Earlier this year, an economist named Branko Milanović published a book called “Global Inequality: A New Approach for the Age of Globalization.” It’s a progress report on the “system” that Friedman heralded. Milanović analyzes global economic data from the past quarter century and concludes that the world has become more equal—poor countries catching up with rich ones—but that Western democracies have become less equal. Globalization’s biggest winners are the new Asian middle and upper classes, and the one-per-centers of the West: these groups have almost doubled their real incomes since the late eighties. The biggest losers are the American and European working and middle classes—until very recently, their incomes hardly budged. [...]
Summers described the current Democratic Party as “a coalition of the cosmopolitan élite and diversity.” The Republicans, he went on, combined “social conservatism and an agenda of helping rich people.” These alignments left neither party in synch with Americans like Mark Frisbie: “All these regular people who thought they are kind of the soul of the country—they feel like there was nobody who seemed to be thinking a lot about them.” In 2004, the political scientist Samuel Huntington published his final book, “Who Are We? The Challenges to America’s National Identity.” He used the term “cosmopolitan élites” to describe Americans who are at home in the fluid world of transnational corporations, dual citizenship, blended identities, and multicultural education. Such people dominate our universities, tech companies, publishers, nonprofits, entertainment studios, and news media. They congregate in cities and on the coasts. Lately, they have become particularly obsessed with the food they eat. The locavore movement, whatever its benefits to health and agriculture, is an inward-looking form of activism. When you visit a farm-to-table restaurant and order the wild-nettle sformato for thirty dollars, the line between social consciousness and self-gratification disappears. Buying synthetic-nitrate-free lunch meat at Whole Foods is also a way to isolate yourself from contamination by the packaged food sold at Kmart and from the overweight, downwardly mobile people who shop there. The people who buy food at Kmart know it. [...]
She was right. Obama was expressing a widespread liberal attitude toward Republican-voting workers—that is, he didn’t take them seriously. Guns and religion, as much as jobs and incomes, are the authentic interest of millions of Americans. Trade and immigration have failed to make their lives better, and, arguably, left them worse off. And if the Democratic Party was no longer on their side—if government programs kept failing to improve their lives—why not vote for the party that at least took them seriously? [...]
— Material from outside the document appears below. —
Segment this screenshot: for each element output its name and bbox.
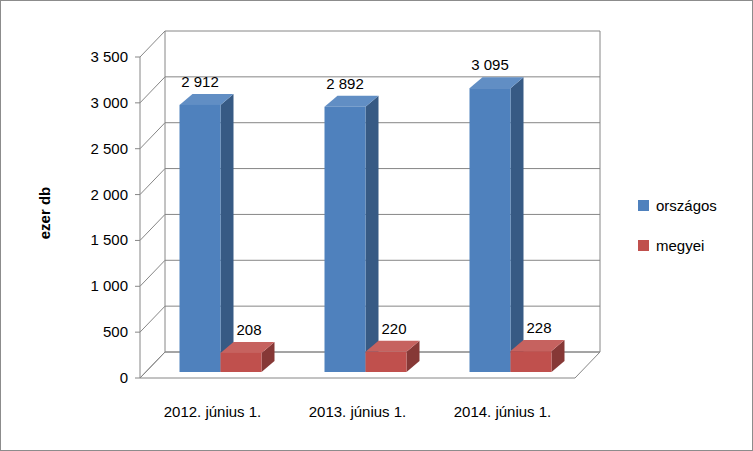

The conservative marriage survived the embarrassment of Palin’s campaign, which exposed her as someone more interested in getting on TV than in governing. It rode the nihilistic anger of the Tea Party and the paranoid rants of Glenn Beck. It benefitted from heavy spending by the Koch brothers and ignored the barely disguised racism that some Republican voters directed at the black family now occupying the White House. When Trump and others began questioning President Obama’s birth certificate, Party élites turned a blind eye; the rank and file, for their part, fell in behind Mitt Romney, a Harvard-educated investor. The persistence of this coalition required an immense amount of self-deception on both sides. Romney, who belonged to a class that greatly benefitted from cheap immigrant labor, had to pretend to be outraged by the presence of undocumented workers. Lower-middle-class Midwestern retirees who depended on Social Security had to ignore the fact that the representatives they kept electing, like Paul Ryan, wanted to slash their benefits. Veterans of Iraq and Afghanistan returned to Indiana and Texas embittered at having lost their youth in unwinnable wars, while conservative pundits like Kristol kept demanding new ones—but their shared contempt for liberal élites kept them from noticing the Republican Party’s internal conflicts. In this way, red states and blue states—the color-coding scheme enshrined by the networks on the night of the 2000 Presidential election—continued to define the country’s polarization into mutually hateful camps.